The market was taken by surprise Friday by the news that Deutsche Bank (NYSE:DB) will withdraw from gold and silver benchmark setting while German officials investigate possible manipulation of precious metals prices by financial institutions. Deutsche Bank is one of five banks involved in gold fixing for global price-setting, according to Reuters, and is recusing itself from that process.
Gold was up 0.1 percent or $1.24 Friday to $1,243.51 an ounce. However, the metal is on track for an 0.3-percent drop for the week overall. According to Reuters, this is a reflection of conflicting U.S. economic data that casts doubt on the pace of the country’s recovery. U.S. gold futures for February delivery rose $2.80 to $1,243 an ounce, according to the news service.

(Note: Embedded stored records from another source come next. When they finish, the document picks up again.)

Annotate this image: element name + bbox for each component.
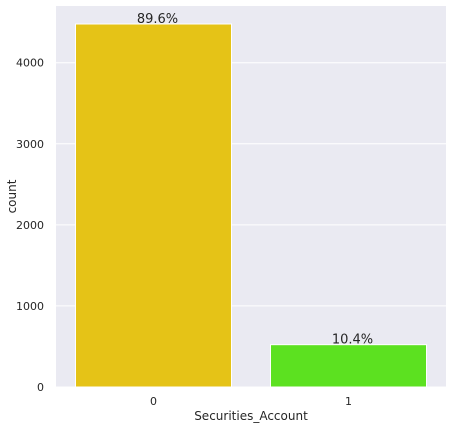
- data-label-0: 89.6%: [137, 12, 178, 27]
- bar-0: [75, 23, 232, 388]
- x-tick-label: 0: [150, 395, 157, 408]
- data-labels: 89.6% 10.4%: [137, 12, 373, 348]
- y-tick-label: 4000: [16, 57, 44, 70]
- y-tick-label: 1000: [16, 300, 44, 313]
- data-label-1: 10.4%: [332, 333, 373, 348]
- y-tick-label: 0: [37, 381, 44, 394]
- y-tick-labels: 0 1000 2000 3000 4000: [16, 57, 44, 394]
- y-tick-label: 3000: [16, 138, 44, 151]
- bars: [75, 23, 427, 388]
- bar-1: [270, 344, 427, 388]
- y-axis-label: count: [5, 179, 19, 213]
- y-tick-label: 2000: [16, 219, 44, 232]
- x-tick-label: 1: [345, 395, 352, 408]
- x-axis-label: Securities_Account: [194, 409, 308, 423]
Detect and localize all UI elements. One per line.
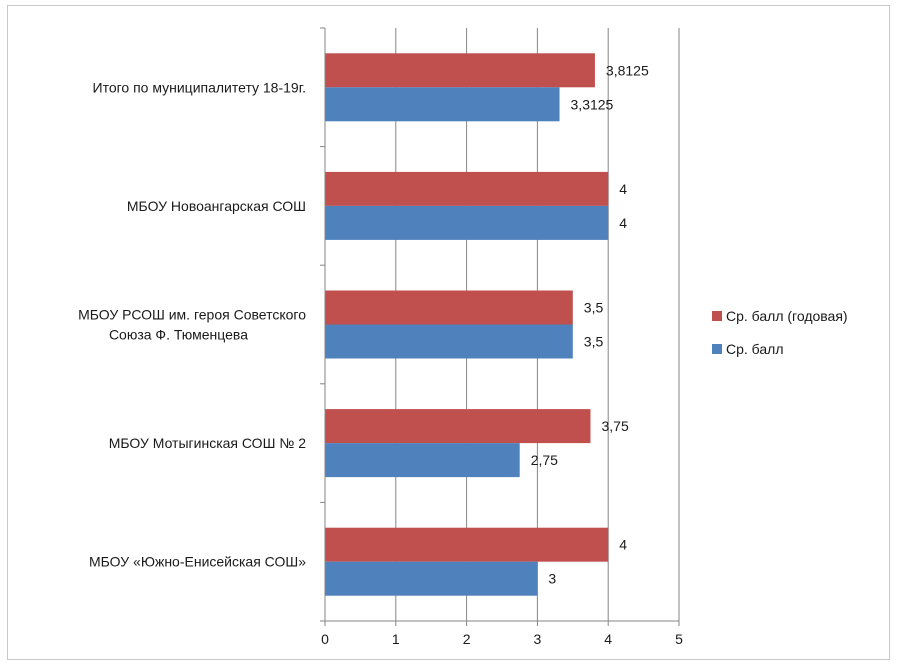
bar-annual-1 xyxy=(325,171,609,206)
data-label: 3,3125 xyxy=(571,96,614,112)
data-label: 3,5 xyxy=(584,300,604,316)
legend-swatch xyxy=(712,311,722,321)
labels: 0 1 2 3 4 5 3,8125 3,3125 Итого по муниципалитет… xyxy=(78,62,683,647)
data-label: 2,75 xyxy=(531,452,558,468)
legend: Ср. балл (годовая) Ср. балл xyxy=(712,308,848,357)
category-label: МБОУ РСОШ им. героя Советского xyxy=(78,307,306,323)
x-tick-label: 0 xyxy=(321,631,329,647)
bar-score-3 xyxy=(325,443,520,478)
bar-score-2 xyxy=(325,324,573,359)
bar-annual-4 xyxy=(325,527,609,562)
legend-swatch xyxy=(712,344,722,354)
axes xyxy=(320,27,680,626)
bar-score-4 xyxy=(325,561,538,596)
category-label: МБОУ «Южно-Енисейская СОШ» xyxy=(89,554,306,570)
x-tick-label: 5 xyxy=(675,631,683,647)
data-label: 4 xyxy=(619,215,627,231)
data-label: 3 xyxy=(548,571,556,587)
category-label: МБОУ Новоангарская СОШ xyxy=(127,198,306,214)
data-label: 3,5 xyxy=(584,334,604,350)
x-tick-label: 3 xyxy=(534,631,542,647)
bar-score-0 xyxy=(325,87,560,122)
x-tick-label: 2 xyxy=(463,631,471,647)
legend-label: Ср. балл xyxy=(726,341,784,357)
category-label: МБОУ Мотыгинская СОШ № 2 xyxy=(109,435,306,451)
data-label: 4 xyxy=(619,537,627,553)
data-label: 3,8125 xyxy=(606,62,649,78)
category-label: Итого по муниципалитету 18-19г. xyxy=(93,79,307,95)
category-label: Союза Ф. Тюменцева xyxy=(109,327,248,343)
bar-annual-2 xyxy=(325,290,573,325)
data-label: 4 xyxy=(619,181,627,197)
bar-score-1 xyxy=(325,205,609,240)
bar-annual-0 xyxy=(325,53,595,88)
bar-annual-3 xyxy=(325,409,591,444)
x-tick-label: 4 xyxy=(604,631,612,647)
legend-label: Ср. балл (годовая) xyxy=(726,308,848,324)
bars xyxy=(325,53,609,596)
x-tick-label: 1 xyxy=(392,631,400,647)
data-label: 3,75 xyxy=(602,418,629,434)
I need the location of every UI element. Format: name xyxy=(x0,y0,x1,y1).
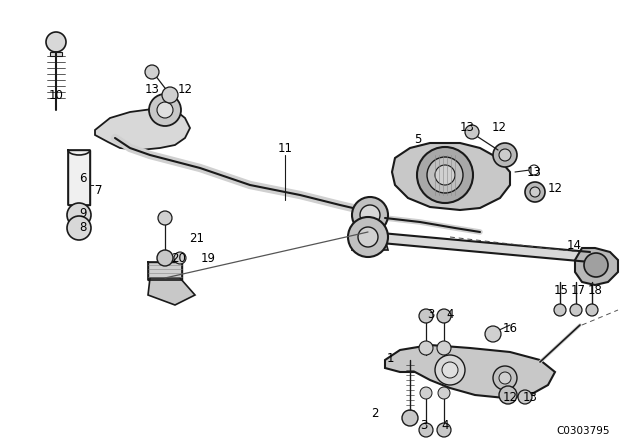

“The U.S. data may not be uniformly good but it is not as bad as it used to be and the main thing now is that investors anticipate an increase in interest rates in the United States,” BofA Merrill Lynch analyst Michael Widmer told Reuters.
Silver was up 0.4 percent or $0.08 to $20.12 an ounce on Friday as well.
Copper dropped on the London Metal Exchange Friday, down 0.2 percent or $14.59 to $7,296 per metric ton, according to The Wall Street Journal. On New York’s Comex, however, copper gained $0.02 to $3.36 a pound, according to The Globe and Mail.
Brent crude oil was rebounding from a two-month low Friday, though it is on course to finish the week around 1 percent lower, according to Reuters. Brent crude for March delivery rose $0.28 to $106.03 a barrel, partially because Libya’s oil production has recovered a bit after it restarted output at the El Sharara field recently. Nuclear talks with Iran could also loosen or end sanctions against the country, which have curbed its oil exports significantly.